The ruling AIADMK has so far refused to adopt assembly resolutions against CAA, NRC and NPR. But with the DMK and the Muslim community staging two massive rallies, the party has changed its stand and wrote to the centre seeking removal of the controversial questions. The ruling party had suffered a rout in Lok Sabha polls, winning none of the 39 seats and did not perform well in local body polls in the state that would go for assembly polls next year.
The new questions in the NPR – seen as a process to lay the groundwork for the controversial National Register of Citizens – have made several state governments uneasy.

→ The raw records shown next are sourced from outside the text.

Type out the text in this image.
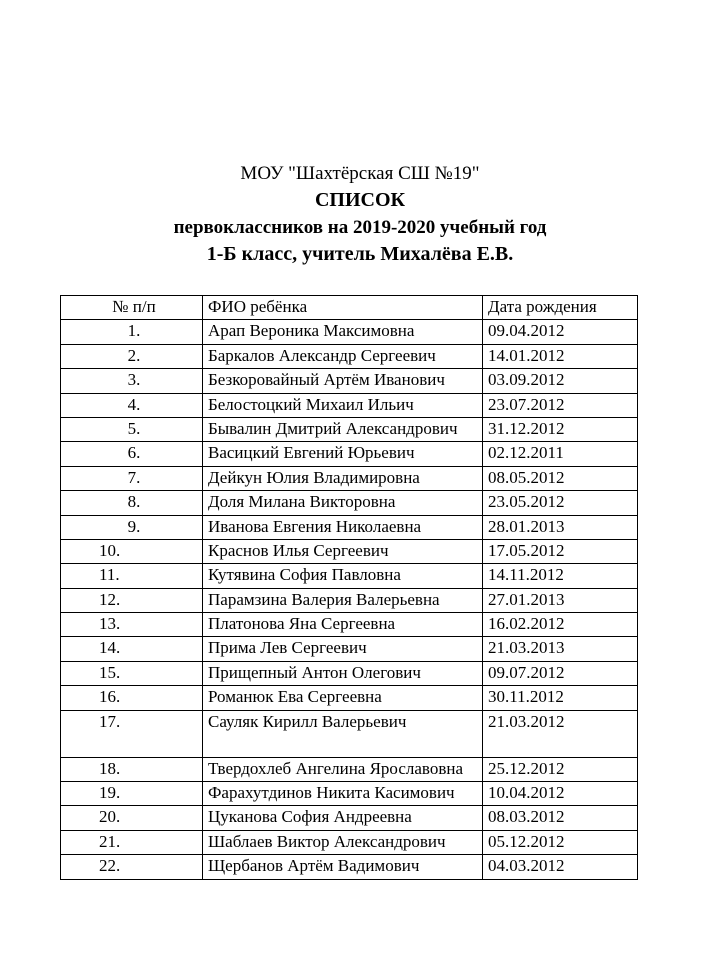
МОУ "Шахтёрская СШ №19"
СПИСОК
первоклассников на 2019-2020 учебный год
1-Б класс, учитель Михалёва Е.В.
№ п/п	ФИО ребёнка	Дата рождения
1.	Арап Вероника Максимовна	09.04.2012
2.	Баркалов Александр Сергеевич	14.01.2012
3.	Безкоровайный Артём Иванович	03.09.2012
4.	Белостоцкий Михаил Ильич	23.07.2012
5.	Бывалин Дмитрий Александрович	31.12.2012
6.	Васицкий Евгений Юрьевич	02.12.2011
7.	Дейкун Юлия Владимировна	08.05.2012
8.	Доля Милана Викторовна	23.05.2012
9.	Иванова Евгения Николаевна	28.01.2013
10.	Краснов Илья Сергеевич	17.05.2012
11.	Кутявина София Павловна	14.11.2012
12.	Парамзина Валерия Валерьевна	27.01.2013
13.	Платонова Яна Сергеевна	16.02.2012
14.	Прима Лев Сергеевич	21.03.2013
15.	Прищепный Антон Олегович	09.07.2012
16.	Романюк Ева Сергеевна	30.11.2012
17.	Сауляк Кирилл Валерьевич	21.03.2012
18.	Твердохлеб Ангелина Ярославовна	25.12.2012
19.	Фарахутдинов Никита Касимович	10.04.2012
20.	Цуканова София Андреевна	08.03.2012
21.	Шаблаев Виктор Александрович	05.12.2012
22.	Щербанов Артём Вадимович	04.03.2012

The Congress-ruled states, Mamata Banerjee's Bengal and Left-ruled Kerala have refused to carry out the NPR, contending that along with the NRC and the contentious Citizenship Amendment Act, it would be used to harass Muslims or even render them stateless.
Even BJP ally Bihar Chief Minister Nitish Kumar has expressed his discomfort about the NPR. Mr Kumar has gone on record saying that NRC and NPR cannot be held in the state in their current form, and his state has written to the Centre, asking for a formal order in this regard.
A set of new questions in the NPR that include the birth place of one's parents, is considered the problem area as these form the basis of judging citizenship under the controversial National Register of Citizens – a tool meant to weed out illegal migrants from the country. The CAA is meant to expedite citizenship to non-Muslim immigrants from Pakistan, Afghanistan and Bangladesh, who were forced to leave because of religious persecution and settled in India by 2014.
Taken together, the CAA, NRC and the NPR, have unleashed a storm of protests across the country, following which, the NRC, which was supposed to be rolled out across the country, has been put on hold.
Prime Minister Narendra Modi and Union minister Amit Shah have both assured that as of now, there was no plan to taken NRC forward, though the Home Minister had earlier told the Parliament that it would be done across the country.
Today, Mr Shah told the Rajya Sabha that no document would have to be submitted for the NPR or National Population Register and no one will be declared "D" (doubtful). "No document needs to be submitted. You can give whatever information you have and leave the other questions blank," he said while replying to a discussion on the Delhi violence.
The opposition Congress, which had pushed for the discussion, was not convinced.
"It is not correct of the Home minister saying they will not be asking for these documents, what is the use of this exercise then," said senior party leader Kapil Sibal.